UK house prices grew 6.5 per cent year-on-year in December, Halifax said this morning, as it warned that housing demand is expected to drop in 2017.
The UK average house price reached £222,484 in the final month of the year, up 1.7 per cent on November's average - the biggest month-on-month growth since March 2016, when prices increased 2.2 per cent. House prices were up 2.5 per cent quarter-on-quarter.
Luton scored the highest increases in house prices over the year, up by a hefty 19.4 per cent, followed by Barking and Dagenham, where average house prices jumped 18.6 per cent.
Annual house price growth had dropped down from a peak of 10 per cent in March 2016.
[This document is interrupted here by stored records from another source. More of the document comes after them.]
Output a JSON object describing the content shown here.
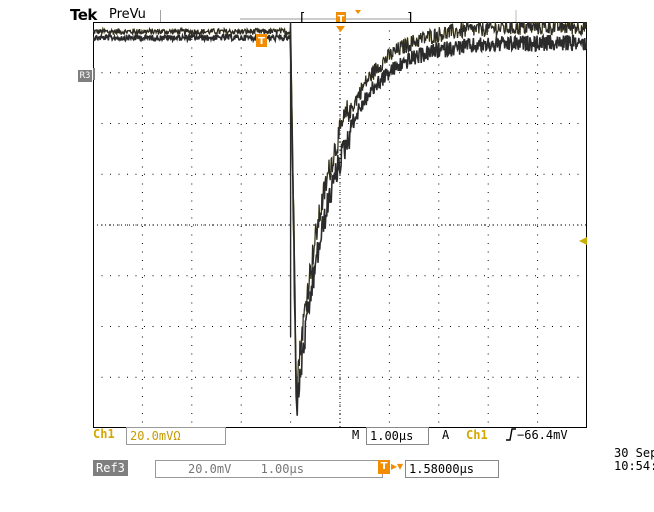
{
  "header": {
    "brand": "Tek",
    "status": "PreVu",
    "trigger_marker_label": "T"
  },
  "display": {
    "ref_marker": "R3",
    "trigger_marker": "T",
    "graticule": {
      "divisions_x": 10,
      "divisions_y": 8
    },
    "colors": {
      "trace": "#2b2b2b",
      "trace_highlight": "#c8b000",
      "trigger_orange": "#f28c00",
      "channel_yellow": "#d4a800",
      "grid": "#000000"
    },
    "waveform": {
      "units_x": "µs",
      "units_y": "div",
      "x_range": [
        -5.0,
        5.0
      ],
      "y_range": [
        -4,
        4
      ],
      "baseline_div": 3.75,
      "step_time": -1.0,
      "min_time": -0.88,
      "min_div": -3.4,
      "recovered_div": 3.75
    }
  },
  "bottom": {
    "ch1_label": "Ch1",
    "ch1_scale": "20.0mVΩ",
    "m_label": "M",
    "m_value": "1.00µs",
    "a_label": "A",
    "trigger_source": "Ch1",
    "trigger_slope_icon": "rising-edge-icon",
    "trigger_level": "−66.4mV",
    "date": "30 Sep",
    "time": "10:54:",
    "ref_label": "Ref3",
    "ref_scale": "20.0mV",
    "ref_time": "1.00µs",
    "tpos_icon": "T",
    "tpos_value": "1.58000µs"
  }
}
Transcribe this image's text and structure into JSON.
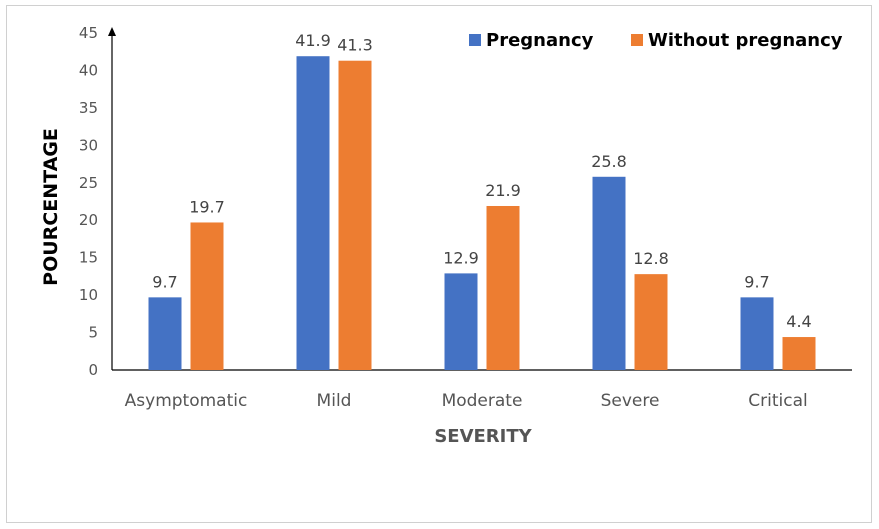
{
  "chart_data": {
    "type": "bar",
    "categories": [
      "Asymptomatic",
      "Mild",
      "Moderate",
      "Severe",
      "Critical"
    ],
    "series": [
      {
        "name": "Pregnancy",
        "values": [
          9.7,
          41.9,
          12.9,
          25.8,
          9.7
        ],
        "color": "#4472C4"
      },
      {
        "name": "Without pregnancy",
        "values": [
          19.7,
          41.3,
          21.9,
          12.8,
          4.4
        ],
        "color": "#ED7D31"
      }
    ],
    "data_labels": [
      [
        "9.7",
        "41.9",
        "12.9",
        "25.8",
        "9.7"
      ],
      [
        "19.7",
        "41.3",
        "21.9",
        "12.8",
        "4.4"
      ]
    ],
    "yticks": [
      "0",
      "5",
      "10",
      "15",
      "20",
      "25",
      "30",
      "35",
      "40",
      "45"
    ],
    "xlabel": "SEVERITY",
    "ylabel": "POURCENTAGE",
    "ylim": [
      0,
      45
    ],
    "grid": false,
    "legend_position": "top-right"
  }
}
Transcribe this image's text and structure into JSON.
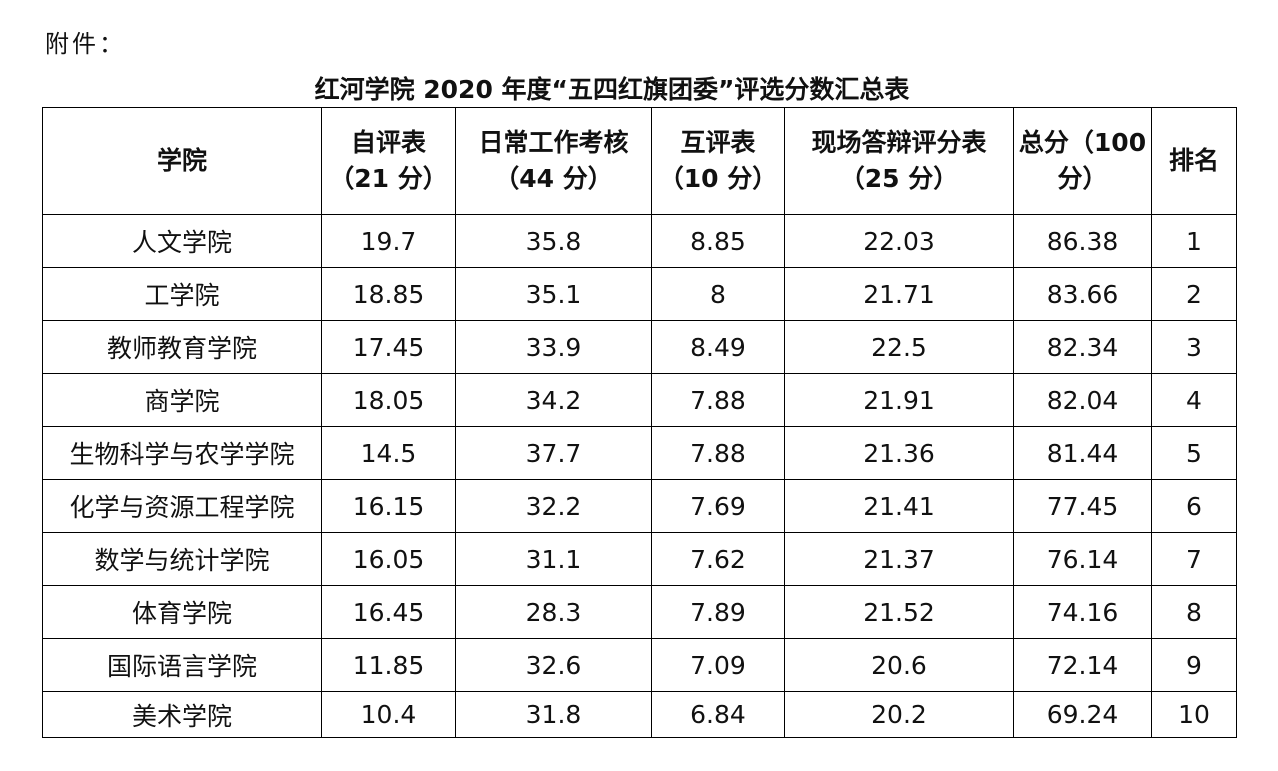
{
  "header": {
    "attachment": "附件：",
    "title": "红河学院 2020 年度“五四红旗团委”评选分数汇总表"
  },
  "table": {
    "columns": [
      "学院",
      "自评表\n（21 分）",
      "日常工作考核\n（44 分）",
      "互评表\n（10 分）",
      "现场答辩评分表\n（25 分）",
      "总分（100\n分）",
      "排名"
    ],
    "rows": [
      [
        "人文学院",
        "19.7",
        "35.8",
        "8.85",
        "22.03",
        "86.38",
        "1"
      ],
      [
        "工学院",
        "18.85",
        "35.1",
        "8",
        "21.71",
        "83.66",
        "2"
      ],
      [
        "教师教育学院",
        "17.45",
        "33.9",
        "8.49",
        "22.5",
        "82.34",
        "3"
      ],
      [
        "商学院",
        "18.05",
        "34.2",
        "7.88",
        "21.91",
        "82.04",
        "4"
      ],
      [
        "生物科学与农学学院",
        "14.5",
        "37.7",
        "7.88",
        "21.36",
        "81.44",
        "5"
      ],
      [
        "化学与资源工程学院",
        "16.15",
        "32.2",
        "7.69",
        "21.41",
        "77.45",
        "6"
      ],
      [
        "数学与统计学院",
        "16.05",
        "31.1",
        "7.62",
        "21.37",
        "76.14",
        "7"
      ],
      [
        "体育学院",
        "16.45",
        "28.3",
        "7.89",
        "21.52",
        "74.16",
        "8"
      ],
      [
        "国际语言学院",
        "11.85",
        "32.6",
        "7.09",
        "20.6",
        "72.14",
        "9"
      ],
      [
        "美术学院",
        "10.4",
        "31.8",
        "6.84",
        "20.2",
        "69.24",
        "10"
      ]
    ]
  }
}
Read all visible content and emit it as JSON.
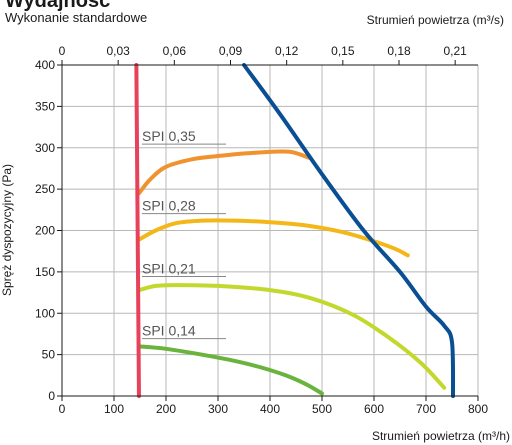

Martin Ellis, Halifax housing economist, said: “Slower economic growth, pressure on employment and a squeeze on spending power, together with affordability constraints, are expected to reduce housing demand during 2017.
"UK house prices should, however, continue to be supported by an ongoing shortage of property for sale, low levels of housebuilding, and exceptionally low interest rates."
Ellis said that house price growth could drop to between one to four per cent by the end of the year, but that it was difficult to make exact predictions due to the uncertainty surrounding the UK economy.
The number of home sales stayed steady in 2016 at 1.2m, with sales between September and November falling by nine per cent on the same period in 2016.
Howard Archer, chief UK economist for IHS Markit, said:
Despite the robust Halifax December data, we suspect that housing market activity and prices will come under increasing pressure as 2017 progresses.
Consequently, we suspect that house price gains over 2017 will be no more than two per cent.